I certainly know how Kars Kaşar is made, using methods that reminded me of cheddar, but also filatura cheeses such as Sicily’s Cacciocavallo and the large Ragusano. The lightly pressed curd is left to drain and acidify in the vat before being milled repeatedly, then dipped in large sieves into hot salted water and mixed with a stick while melting. Finally the cheeses are kneaded with salt and pressed into moulds, then left to mature in the mountain breeze. To be sold as aged, a large Kars Kaşar must have at least 120 days, when it is dense, dry but still elastic.

The cheeses I bought as Kaçkavall in February in Tirana were not only young, but probably made very differently. The term is often used as a generic one, to differentiate dry-matured wheels such as these from rindless cheeses stored in brine (which in Albanian are called djathë, whereas we mostly use the Greek name feta). I might be wrong, but I thought the curds had been slightly heated in the whey, salted and then pumped into the moulds, followed by a light pressing. The large wheels were from an organic store called Natyral. They were only a few weeks old and had come from their own farm in Ndroq, half an hour by car west from Tirana.

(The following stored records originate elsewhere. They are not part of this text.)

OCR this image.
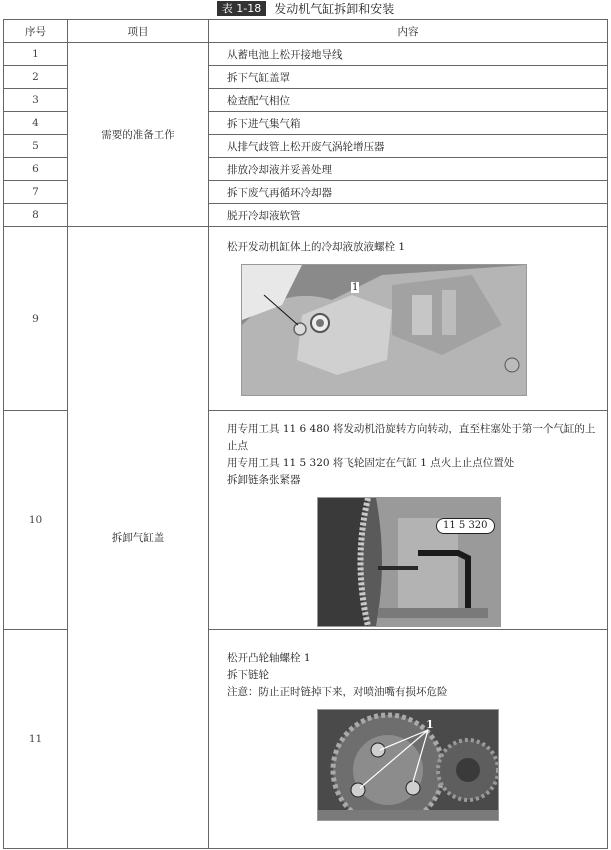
表 1-18 发动机气缸拆卸和安装
序号	项目	内容
1	需要的准备工作	从蓄电池上松开接地导线
2		拆下气缸盖罩
3		检查配气相位
4		拆下进气集气箱
5		从排气歧管上松开废气涡轮增压器
6		排放冷却液并妥善处理
7		拆下废气再循环冷却器
8		脱开冷却液软管
9	拆卸气缸盖	松开发动机缸体上的冷却液放液螺栓 1
1

10		用专用工具 11 6 480 将发动机沿旋转方向转动，直至柱塞处于第一个气缸的上止点
用专用工具 11 5 320 将飞轮固定在气缸 1 点火上止点位置处
拆卸链条张紧器
11 5 320

11		松开凸轮轴螺栓 1
拆下链轮
注意：防止正时链掉下来，对喷油嘴有损坏危险
1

They demonstrated quite impressively the differences between the animals, or rather their milk: from cows (right) very shy in flavour and the texture slightly rubbery, from goats (centre) more dry and crumbly, but also much louder in taste. And from sheep (left) even in this young, simple version well-rounded and elegant – another reminder of the fact that most traditional Mediterranean cheeses in their original form  were based on rich sheep’s milk, with some goats‘ milk (much more rarely cows‘) occasionally added.

When I am next in Albania I’ll have to visit not only some wineries, but also a few dairies – and I’d be more than happy about any comments and relevant information!